Preventative medications are aimed at killing the heartworm microfilariae (larvae). Strict adherence to treatment intervals is necessary as older larvae are likely to resist preventative medications and develop into adult heartworms.
A complimentary aspect to heartworm prevention is reducing mosquito exposure. Limiting exposure can be achieved by keeping dogs and cats inside during hot afternoons and evenings when mosquitoes are most active, administering mosquito repellent, and avoiding areas of stagnant water. Preventative medications are still required.
Heartworm infection has been diagnosed throughout the U.S. in all 50 states.

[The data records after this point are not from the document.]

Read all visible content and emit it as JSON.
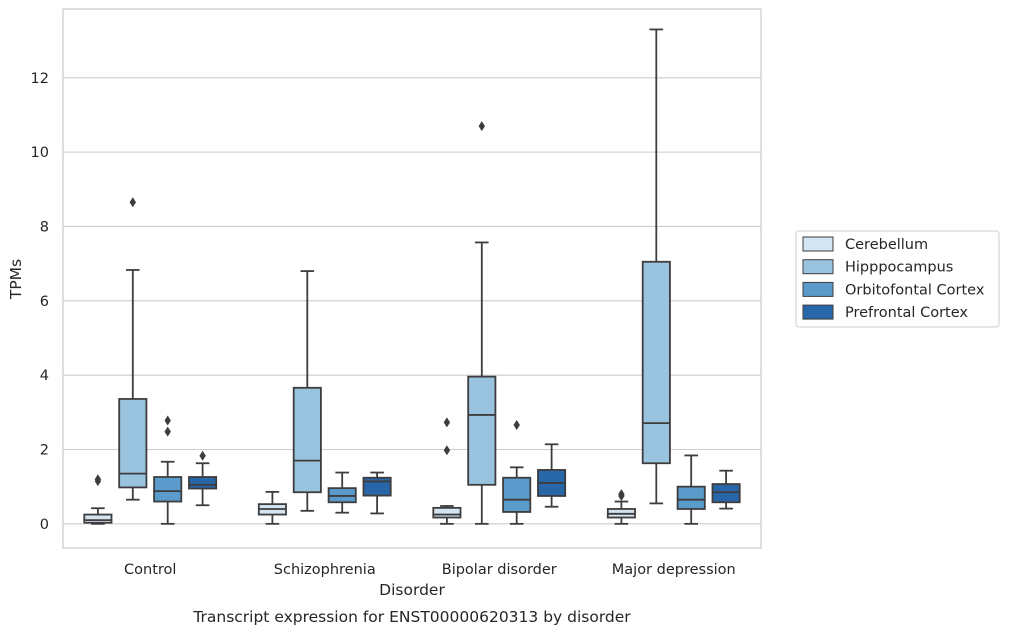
{
  "chart_data": {
    "type": "box",
    "xlabel": "Disorder",
    "ylabel": "TPMs",
    "caption": "Transcript expression for ENST00000620313 by disorder",
    "categories": [
      "Control",
      "Schizophrenia",
      "Bipolar disorder",
      "Major depression"
    ],
    "ylim": [
      -0.65,
      13.85
    ],
    "yticks": [
      0,
      2,
      4,
      6,
      8,
      10,
      12
    ],
    "grid": "horizontal",
    "legend_position": "right",
    "series": [
      {
        "name": "Cerebellum",
        "color": "#d4e4f1",
        "boxes": [
          {
            "whislo": 0.0,
            "q1": 0.03,
            "med": 0.1,
            "q3": 0.25,
            "whishi": 0.42,
            "fliers": [
              1.2,
              1.15
            ]
          },
          {
            "whislo": 0.0,
            "q1": 0.25,
            "med": 0.4,
            "q3": 0.53,
            "whishi": 0.86,
            "fliers": []
          },
          {
            "whislo": 0.0,
            "q1": 0.17,
            "med": 0.25,
            "q3": 0.43,
            "whishi": 0.48,
            "fliers": [
              2.73,
              1.98
            ]
          },
          {
            "whislo": 0.0,
            "q1": 0.17,
            "med": 0.27,
            "q3": 0.4,
            "whishi": 0.6,
            "fliers": [
              0.8,
              0.75
            ]
          }
        ]
      },
      {
        "name": "Hipppocampus",
        "color": "#9ac3e0",
        "boxes": [
          {
            "whislo": 0.65,
            "q1": 0.98,
            "med": 1.35,
            "q3": 3.36,
            "whishi": 6.83,
            "fliers": [
              8.65
            ]
          },
          {
            "whislo": 0.35,
            "q1": 0.85,
            "med": 1.7,
            "q3": 3.66,
            "whishi": 6.8,
            "fliers": []
          },
          {
            "whislo": 0.0,
            "q1": 1.05,
            "med": 2.93,
            "q3": 3.96,
            "whishi": 7.57,
            "fliers": [
              10.7
            ]
          },
          {
            "whislo": 0.55,
            "q1": 1.63,
            "med": 2.71,
            "q3": 7.05,
            "whishi": 13.3,
            "fliers": []
          }
        ]
      },
      {
        "name": "Orbitofontal Cortex",
        "color": "#5a9bcb",
        "boxes": [
          {
            "whislo": 0.0,
            "q1": 0.6,
            "med": 0.88,
            "q3": 1.26,
            "whishi": 1.67,
            "fliers": [
              2.78,
              2.48
            ]
          },
          {
            "whislo": 0.3,
            "q1": 0.58,
            "med": 0.75,
            "q3": 0.96,
            "whishi": 1.38,
            "fliers": []
          },
          {
            "whislo": 0.0,
            "q1": 0.32,
            "med": 0.65,
            "q3": 1.24,
            "whishi": 1.52,
            "fliers": [
              2.66
            ]
          },
          {
            "whislo": 0.0,
            "q1": 0.4,
            "med": 0.65,
            "q3": 1.0,
            "whishi": 1.84,
            "fliers": []
          }
        ]
      },
      {
        "name": "Prefrontal Cortex",
        "color": "#2766a8",
        "boxes": [
          {
            "whislo": 0.5,
            "q1": 0.95,
            "med": 1.05,
            "q3": 1.26,
            "whishi": 1.63,
            "fliers": [
              1.83
            ]
          },
          {
            "whislo": 0.28,
            "q1": 0.76,
            "med": 1.14,
            "q3": 1.24,
            "whishi": 1.38,
            "fliers": []
          },
          {
            "whislo": 0.46,
            "q1": 0.75,
            "med": 1.1,
            "q3": 1.45,
            "whishi": 2.14,
            "fliers": []
          },
          {
            "whislo": 0.41,
            "q1": 0.58,
            "med": 0.85,
            "q3": 1.07,
            "whishi": 1.43,
            "fliers": []
          }
        ]
      }
    ]
  }
}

Heartworm infection can cause damage to pulmonary vessels, breathing difficulty, and reduced cardiac output. A large accumulation of worms in the bloodstream can be fatal.
Heartworm infection is best avoided with consistent use of preventative medications. Before any preventative medications are started, a blood test will be performed in-clinic to test for the presence of larval antigens. Routine blood tests are then performed annually to confirm the effectiveness of preventative protocols. Regular veterinary check-ups and a good prevention protocol are the key to heartworm control in dogs and cats.